As I was doing all of this, I started thinking about the significance of what we are doing. She’d old enough to start considering colleges. She’s old enough to start considering her life after high school graduation. How did that happen?
There are many things I want for my daughter, but the number one thing is for her to be happy. And that means having the freedom and ability to choose her own path. I’ve never asked for perfection, and have ALWAYS clarified my expectations with her—you don’t need perfect grades, you need grades that reflect the best of your abilities. Sometimes she succeeds and other times she fails. That’s part of life. But as I’ve told her many, many times, I want her to have as many options open to her as possible, and in order to do that, she needs to try as hard as she can and always do her best. I think we’re succeeding, basically.

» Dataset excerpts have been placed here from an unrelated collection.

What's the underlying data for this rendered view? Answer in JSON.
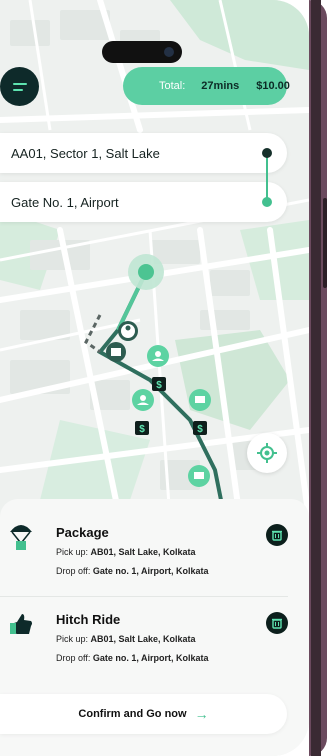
{
  "header": {
    "total_label": "Total:",
    "total_time": "27mins",
    "total_price": "$10.00"
  },
  "route": {
    "pickup": "AA01, Sector 1, Salt Lake",
    "dropoff": "Gate No. 1, Airport"
  },
  "map": {
    "markers": [
      "$",
      "$",
      "$"
    ]
  },
  "items": [
    {
      "title": "Package",
      "pickup_label": "Pick up: ",
      "pickup_value": "AB01, Salt Lake, Kolkata",
      "dropoff_label": "Drop off: ",
      "dropoff_value": "Gate no. 1, Airport, Kolkata",
      "icon": "parachute-package-icon"
    },
    {
      "title": "Hitch Ride",
      "pickup_label": "Pick up: ",
      "pickup_value": "AB01, Salt Lake, Kolkata",
      "dropoff_label": "Drop off: ",
      "dropoff_value": "Gate no. 1, Airport, Kolkata",
      "icon": "thumbs-up-icon"
    }
  ],
  "actions": {
    "confirm_label": "Confirm and Go now",
    "confirm_arrow": "→"
  },
  "colors": {
    "accent": "#43c08f",
    "total_pill": "#5ccfa3",
    "dark": "#0e2a2a"
  }
}
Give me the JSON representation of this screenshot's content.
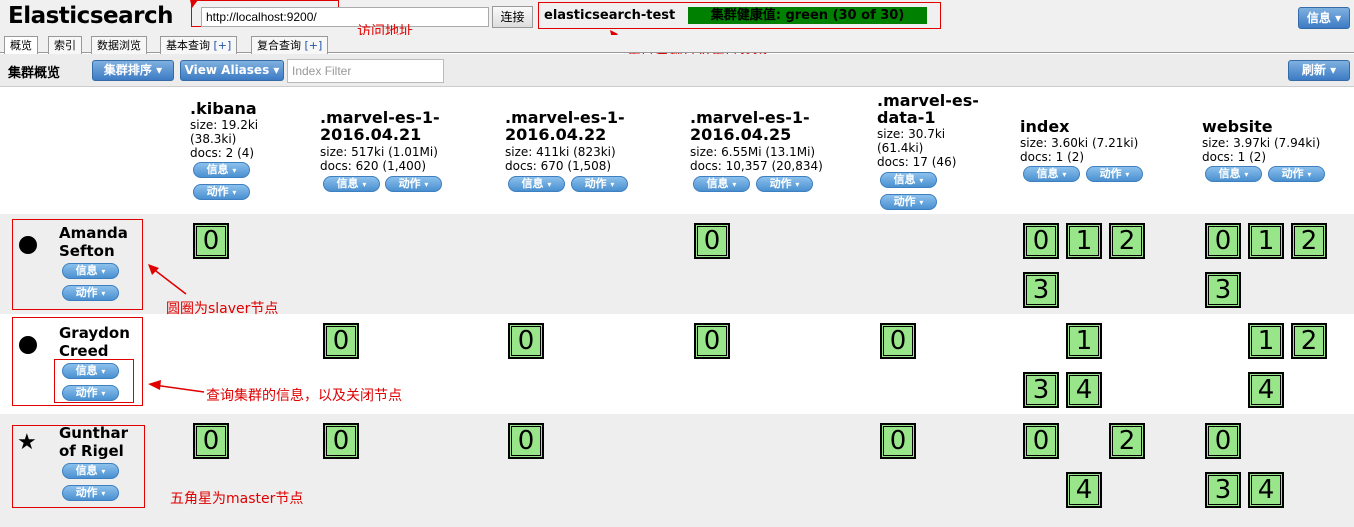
{
  "header": {
    "app_title": "Elasticsearch",
    "url_value": "http://localhost:9200/",
    "connect_label": "连接",
    "cluster_name": "elasticsearch-test",
    "cluster_health": "集群健康值: green (30 of 30)",
    "info_menu_label": "信息 ▾"
  },
  "tabs": [
    {
      "label": "概览"
    },
    {
      "label": "索引"
    },
    {
      "label": "数据浏览"
    },
    {
      "label": "基本查询",
      "plus": "[+]"
    },
    {
      "label": "复合查询",
      "plus": "[+]"
    }
  ],
  "toolbar": {
    "title": "集群概览",
    "sort_label": "集群排序 ▾",
    "aliases_label": "View Aliases ▾",
    "filter_placeholder": "Index Filter",
    "refresh_label": "刷新 ▾"
  },
  "buttons": {
    "info": "信息",
    "action": "动作",
    "caret": "▾"
  },
  "indices": [
    {
      "name": ".kibana",
      "size": "size: 19.2ki",
      "size2": "(38.3ki)",
      "docs": "docs: 2 (4)"
    },
    {
      "name_l1": ".marvel-es-1-",
      "name_l2": "2016.04.21",
      "size": "size: 517ki (1.01Mi)",
      "docs": "docs: 620 (1,400)"
    },
    {
      "name_l1": ".marvel-es-1-",
      "name_l2": "2016.04.22",
      "size": "size: 411ki (823ki)",
      "docs": "docs: 670 (1,508)"
    },
    {
      "name_l1": ".marvel-es-1-",
      "name_l2": "2016.04.25",
      "size": "size: 6.55Mi (13.1Mi)",
      "docs": "docs: 10,357 (20,834)"
    },
    {
      "name_l1": ".marvel-es-",
      "name_l2": "data-1",
      "size": "size: 30.7ki",
      "size2": "(61.4ki)",
      "docs": "docs: 17 (46)"
    },
    {
      "name": "index",
      "size": "size: 3.60ki (7.21ki)",
      "docs": "docs: 1 (2)"
    },
    {
      "name": "website",
      "size": "size: 3.97ki (7.94ki)",
      "docs": "docs: 1 (2)"
    }
  ],
  "nodes": [
    {
      "name_l1": "Amanda",
      "name_l2": "Sefton",
      "role": "slave"
    },
    {
      "name_l1": "Graydon",
      "name_l2": "Creed",
      "role": "slave"
    },
    {
      "name_l1": "Gunthar",
      "name_l2": "of Rigel",
      "role": "master"
    }
  ],
  "shards": {
    "node0": [
      {
        "col": 0,
        "v": "0"
      },
      {
        "col": 3,
        "v": "0"
      },
      {
        "col": 5,
        "v": "0"
      },
      {
        "col": 5,
        "v": "1"
      },
      {
        "col": 5,
        "v": "2"
      },
      {
        "col": 5,
        "v": "3"
      },
      {
        "col": 6,
        "v": "0"
      },
      {
        "col": 6,
        "v": "1"
      },
      {
        "col": 6,
        "v": "2"
      },
      {
        "col": 6,
        "v": "3"
      }
    ],
    "node1": [
      {
        "col": 1,
        "v": "0"
      },
      {
        "col": 2,
        "v": "0"
      },
      {
        "col": 3,
        "v": "0"
      },
      {
        "col": 4,
        "v": "0"
      },
      {
        "col": 5,
        "v": "1"
      },
      {
        "col": 5,
        "v": "3"
      },
      {
        "col": 5,
        "v": "4"
      },
      {
        "col": 6,
        "v": "1"
      },
      {
        "col": 6,
        "v": "2"
      },
      {
        "col": 6,
        "v": "4"
      }
    ],
    "node2": [
      {
        "col": 0,
        "v": "0"
      },
      {
        "col": 1,
        "v": "0"
      },
      {
        "col": 2,
        "v": "0"
      },
      {
        "col": 4,
        "v": "0"
      },
      {
        "col": 5,
        "v": "0"
      },
      {
        "col": 5,
        "v": "2"
      },
      {
        "col": 5,
        "v": "4"
      },
      {
        "col": 6,
        "v": "0"
      },
      {
        "col": 6,
        "v": "3"
      },
      {
        "col": 6,
        "v": "4"
      }
    ]
  },
  "annotations": {
    "url": "访问地址",
    "cluster": "集群名称以及集群状态",
    "slave": "圆圈为slaver节点",
    "query": "查询集群的信息，以及关闭节点",
    "master": "五角星为master节点"
  },
  "colors": {
    "health": "#008000",
    "shard": "#99e68a",
    "annotation": "#e00000",
    "row_alt": "#eeeeee"
  }
}
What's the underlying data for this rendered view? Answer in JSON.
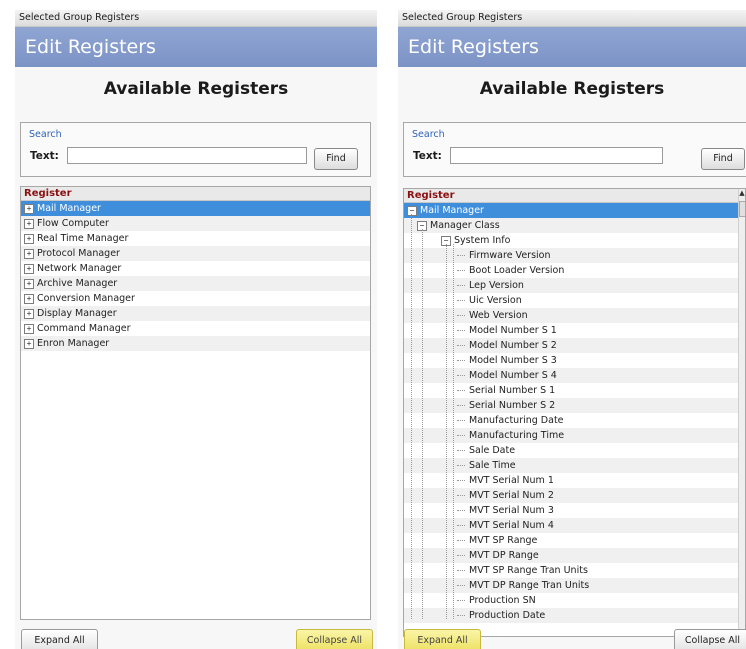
{
  "colors": {
    "header_band": "#7c93c6",
    "selected_row": "#3f8edb",
    "column_header_text": "#8b1010",
    "search_legend": "#2e63b8",
    "collapse_highlight": "#ece05f"
  },
  "left": {
    "window_title": "Selected Group Registers",
    "header": "Edit Registers",
    "section_title": "Available Registers",
    "search": {
      "legend": "Search",
      "label": "Text:",
      "value": "",
      "find_label": "Find"
    },
    "column_header": "Register",
    "items": [
      {
        "label": "Mail Manager",
        "toggle": "+",
        "selected": true
      },
      {
        "label": "Flow Computer",
        "toggle": "+"
      },
      {
        "label": "Real Time Manager",
        "toggle": "+"
      },
      {
        "label": "Protocol Manager",
        "toggle": "+"
      },
      {
        "label": "Network Manager",
        "toggle": "+"
      },
      {
        "label": "Archive Manager",
        "toggle": "+"
      },
      {
        "label": "Conversion Manager",
        "toggle": "+"
      },
      {
        "label": "Display Manager",
        "toggle": "+"
      },
      {
        "label": "Command Manager",
        "toggle": "+"
      },
      {
        "label": "Enron Manager",
        "toggle": "+"
      }
    ],
    "expand_all": "Expand All",
    "collapse_all": "Collapse All",
    "highlighted_button": "collapse"
  },
  "right": {
    "window_title": "Selected Group Registers",
    "header": "Edit Registers",
    "section_title": "Available Registers",
    "search": {
      "legend": "Search",
      "label": "Text:",
      "value": "",
      "find_label": "Find"
    },
    "column_header": "Register",
    "items": [
      {
        "label": "Mail Manager",
        "level": 0,
        "toggle": "−",
        "selected": true
      },
      {
        "label": "Manager Class",
        "level": 1,
        "toggle": "−"
      },
      {
        "label": "System Info",
        "level": 2,
        "toggle": "−"
      },
      {
        "label": "Firmware Version",
        "level": 3
      },
      {
        "label": "Boot Loader Version",
        "level": 3
      },
      {
        "label": "Lep Version",
        "level": 3
      },
      {
        "label": "Uic Version",
        "level": 3
      },
      {
        "label": "Web Version",
        "level": 3
      },
      {
        "label": "Model Number S 1",
        "level": 3
      },
      {
        "label": "Model Number S 2",
        "level": 3
      },
      {
        "label": "Model Number S 3",
        "level": 3
      },
      {
        "label": "Model Number S 4",
        "level": 3
      },
      {
        "label": "Serial Number S 1",
        "level": 3
      },
      {
        "label": "Serial Number S 2",
        "level": 3
      },
      {
        "label": "Manufacturing Date",
        "level": 3
      },
      {
        "label": "Manufacturing Time",
        "level": 3
      },
      {
        "label": "Sale Date",
        "level": 3
      },
      {
        "label": "Sale Time",
        "level": 3
      },
      {
        "label": "MVT Serial Num 1",
        "level": 3
      },
      {
        "label": "MVT Serial Num 2",
        "level": 3
      },
      {
        "label": "MVT Serial Num 3",
        "level": 3
      },
      {
        "label": "MVT Serial Num 4",
        "level": 3
      },
      {
        "label": "MVT SP Range",
        "level": 3
      },
      {
        "label": "MVT DP Range",
        "level": 3
      },
      {
        "label": "MVT SP Range Tran Units",
        "level": 3
      },
      {
        "label": "MVT DP Range Tran Units",
        "level": 3
      },
      {
        "label": "Production SN",
        "level": 3
      },
      {
        "label": "Production Date",
        "level": 3
      }
    ],
    "expand_all": "Expand All",
    "collapse_all": "Collapse All",
    "highlighted_button": "expand"
  }
}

When things have gotten rough, either with her friends or her classes or just with life as a teenager, I have reminded her that her goal is the same—to do what she wants with her future. It’s a long-term goal and one that hopefully helps her rise above the daily stressors and focus on where she wants to be later in life. College is one of the things that will allow her to escape from the “here.”
In the next year and a half, her life is going to be one big ball of stress. And it’s going to be compounded by others—classmates who talk incessantly about grades and test scores, adults who talk incessantly about grades and test scores, people who ask what her plans are or whether she’s getting tutored for this test, that test or a completely different thing we hadn’t considered. As with every single stage of her life, there will be people who over-dramatize everything. And as with every stage of her life, I hope to step back and remind her and me that it’s a big step, but it’s the NEXT step. It’s the next step in a logical progression, based on her current abilities and dreams. We’re not going from Kindergarten to college. We’re not expecting something she has no hope of being able to achieve.
And on my part, I’m not going to play into everyone else’s hands. She’s old enough to begin this journey. It’s her journey, not mine. My hopes and dreams for her are nice, but they’re pretty irrelevant. So I won’t be talking about specifics. I won’t be telling people her test scores or her grades or even what specific colleges she’s looking at. Those announcements are up to her.
Because this is the opening chapter of her story. And it’s her story to tell.